As our networks generate an ever-larger deluge of security-relevant data, data science (machine learning, data visualization, and scalable storage technologies) has become necessary if we are to succeed in both stopping advanced attackers and gaining intelligence about their tactics. Unfortunately, there is still a gap between the security and data science communities: security professionals often have limited knowledge of data science, and security data scientists often come from non-security backgrounds and may not understand why security data science is different than the solutions taught in traditional machine learning and visualization programs.
In my talk, I will bridge this gap, speaking to both audiences, discussing the challenges and opportunities posed by applying data science to security, demonstrating exciting results achieved by my research group, and empowering attendees to apply security data science in new and powerful ways. The first part of the talk will provide a non-mathematical overview of security data science, introducing state of the art data visualization and the big three machine learning tasks (classification, clustering and regression). For each of the topics, I will give examples of how my colleagues and I have successfully applied the topic to problems like attack detection, threat intelligence, malware analysis and scalable malware analytics.The second part of the talk will cover both major security-specific data science challenges and solutions to these challenges. One challenge is that malicious activity exists as a needle in the haystack of terabytes of benign data, causing textbook data science methods, which are often not designed for such scenarios, to generate reams of false positives. Another challenge is the inevitable lack of access to 0-day attack data with which to train machine-learning approaches. I will go over multiple mitigations for both of these problems, including statistical methods designed to generalize to new attacks and minimize false positives, and will show how these methods have performed impressively in detecting 0-day malware in my groups work.The third part of my talk will address security data visualization, discussing my groups ongoing and past log visualization, malware analysis visualization, and threat intelligence visualization work [4][5]. In discussing this work I will describe how we use machine-learning approaches to address a challenge unique to security data visualization: the semantic gap between low-level security data and the high-level activity we actually care about. In summary, my talk will explore the emerging and exciting world of security data science, discussing opportunities, challenges and effective approaches. My goal is that attendees leave the talk excited about the possibilities of applying data science to their own security related work, newly aware of the pitfalls of this area, and more knowledgeable about solutions to these pitfalls.

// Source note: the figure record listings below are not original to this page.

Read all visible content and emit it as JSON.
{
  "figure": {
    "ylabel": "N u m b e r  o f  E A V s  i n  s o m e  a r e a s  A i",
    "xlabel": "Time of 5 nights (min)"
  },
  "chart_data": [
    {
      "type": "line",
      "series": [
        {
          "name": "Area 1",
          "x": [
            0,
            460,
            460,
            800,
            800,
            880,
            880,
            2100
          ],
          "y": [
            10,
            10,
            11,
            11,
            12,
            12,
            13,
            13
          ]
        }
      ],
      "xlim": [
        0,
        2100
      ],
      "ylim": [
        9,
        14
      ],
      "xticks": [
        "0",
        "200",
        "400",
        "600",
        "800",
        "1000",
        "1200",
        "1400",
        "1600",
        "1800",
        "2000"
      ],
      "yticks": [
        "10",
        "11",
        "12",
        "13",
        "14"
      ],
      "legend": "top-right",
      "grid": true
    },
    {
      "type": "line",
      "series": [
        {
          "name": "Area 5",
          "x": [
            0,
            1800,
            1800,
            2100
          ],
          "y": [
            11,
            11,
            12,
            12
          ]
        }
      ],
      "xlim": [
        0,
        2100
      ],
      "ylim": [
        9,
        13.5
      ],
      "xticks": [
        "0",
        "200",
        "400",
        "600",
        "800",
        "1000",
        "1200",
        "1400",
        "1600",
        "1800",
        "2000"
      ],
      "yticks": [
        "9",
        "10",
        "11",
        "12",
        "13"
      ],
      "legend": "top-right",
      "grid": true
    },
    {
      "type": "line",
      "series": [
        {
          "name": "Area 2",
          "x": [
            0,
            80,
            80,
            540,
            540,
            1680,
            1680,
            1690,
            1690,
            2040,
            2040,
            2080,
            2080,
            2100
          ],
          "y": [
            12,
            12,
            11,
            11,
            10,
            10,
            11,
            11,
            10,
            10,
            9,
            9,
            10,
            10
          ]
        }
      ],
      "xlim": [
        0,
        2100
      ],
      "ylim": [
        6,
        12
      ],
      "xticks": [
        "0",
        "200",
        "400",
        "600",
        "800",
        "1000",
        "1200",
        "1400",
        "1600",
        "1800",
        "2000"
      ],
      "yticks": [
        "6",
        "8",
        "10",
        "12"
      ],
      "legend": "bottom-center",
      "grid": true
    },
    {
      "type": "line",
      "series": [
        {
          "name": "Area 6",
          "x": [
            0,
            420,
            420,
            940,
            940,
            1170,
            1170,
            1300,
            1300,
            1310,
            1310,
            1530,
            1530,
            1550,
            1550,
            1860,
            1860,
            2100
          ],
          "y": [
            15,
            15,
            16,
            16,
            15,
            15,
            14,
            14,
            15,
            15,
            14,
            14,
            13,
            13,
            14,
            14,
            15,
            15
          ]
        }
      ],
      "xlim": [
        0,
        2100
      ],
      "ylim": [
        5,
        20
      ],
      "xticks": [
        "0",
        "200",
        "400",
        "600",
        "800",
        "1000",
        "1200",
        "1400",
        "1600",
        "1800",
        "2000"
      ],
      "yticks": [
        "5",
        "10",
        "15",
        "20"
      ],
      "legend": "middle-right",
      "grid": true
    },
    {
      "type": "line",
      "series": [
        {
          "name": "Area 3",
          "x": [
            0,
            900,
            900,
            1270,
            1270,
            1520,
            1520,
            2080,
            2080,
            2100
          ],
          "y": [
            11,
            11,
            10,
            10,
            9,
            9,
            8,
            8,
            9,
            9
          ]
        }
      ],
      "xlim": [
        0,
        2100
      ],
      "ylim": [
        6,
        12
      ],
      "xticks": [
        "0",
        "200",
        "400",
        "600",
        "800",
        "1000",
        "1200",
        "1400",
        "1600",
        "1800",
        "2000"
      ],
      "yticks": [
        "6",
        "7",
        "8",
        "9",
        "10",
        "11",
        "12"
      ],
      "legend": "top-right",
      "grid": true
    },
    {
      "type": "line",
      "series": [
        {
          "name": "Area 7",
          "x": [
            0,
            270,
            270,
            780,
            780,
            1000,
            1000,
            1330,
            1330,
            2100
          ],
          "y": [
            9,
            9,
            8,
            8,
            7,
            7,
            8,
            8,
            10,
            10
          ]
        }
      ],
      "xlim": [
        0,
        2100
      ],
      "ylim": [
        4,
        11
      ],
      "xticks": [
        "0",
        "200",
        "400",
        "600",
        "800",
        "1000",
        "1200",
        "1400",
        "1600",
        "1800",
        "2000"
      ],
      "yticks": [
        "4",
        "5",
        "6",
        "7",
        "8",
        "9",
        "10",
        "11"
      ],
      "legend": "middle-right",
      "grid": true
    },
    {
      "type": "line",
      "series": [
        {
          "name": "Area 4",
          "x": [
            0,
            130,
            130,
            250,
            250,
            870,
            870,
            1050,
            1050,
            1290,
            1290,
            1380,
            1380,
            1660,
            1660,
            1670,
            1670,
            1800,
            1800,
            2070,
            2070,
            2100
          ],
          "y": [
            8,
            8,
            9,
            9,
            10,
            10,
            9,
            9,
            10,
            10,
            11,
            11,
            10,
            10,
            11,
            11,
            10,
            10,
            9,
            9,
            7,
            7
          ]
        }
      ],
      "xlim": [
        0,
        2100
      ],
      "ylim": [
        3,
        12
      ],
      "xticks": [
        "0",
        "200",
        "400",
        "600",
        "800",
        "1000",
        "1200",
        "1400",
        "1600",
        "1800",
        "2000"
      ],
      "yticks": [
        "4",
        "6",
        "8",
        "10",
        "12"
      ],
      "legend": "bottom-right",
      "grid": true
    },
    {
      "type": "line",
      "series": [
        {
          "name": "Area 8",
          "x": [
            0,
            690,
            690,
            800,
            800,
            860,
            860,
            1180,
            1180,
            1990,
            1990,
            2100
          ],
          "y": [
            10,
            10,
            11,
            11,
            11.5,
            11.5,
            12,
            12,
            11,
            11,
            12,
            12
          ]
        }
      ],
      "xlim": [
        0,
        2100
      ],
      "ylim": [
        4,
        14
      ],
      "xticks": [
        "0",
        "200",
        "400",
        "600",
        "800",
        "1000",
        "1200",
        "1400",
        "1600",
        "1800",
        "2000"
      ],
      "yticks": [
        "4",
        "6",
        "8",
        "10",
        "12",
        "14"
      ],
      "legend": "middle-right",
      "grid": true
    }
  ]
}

Joshua Saxe directs Invincea Labs' data science research group, whose focus is researching and developing breakthrough security data science technologies. Highlights of his work at Invincea have included leading the development of a system that automatically discovers and visualizes malware genealogical relationships, and leading the development of novel data science approaches for detecting, analyzing and visualizing both malware and malicious network behavior. Prior to starting at Invincea, Josh served as lead research engineer at Applied Minds, an inter-disciplinary technology think-tank, where he led a two-year research project focused on applying machine learning and data visualization to the problem of modeling enterprises' cybersecurity vulnerabilities.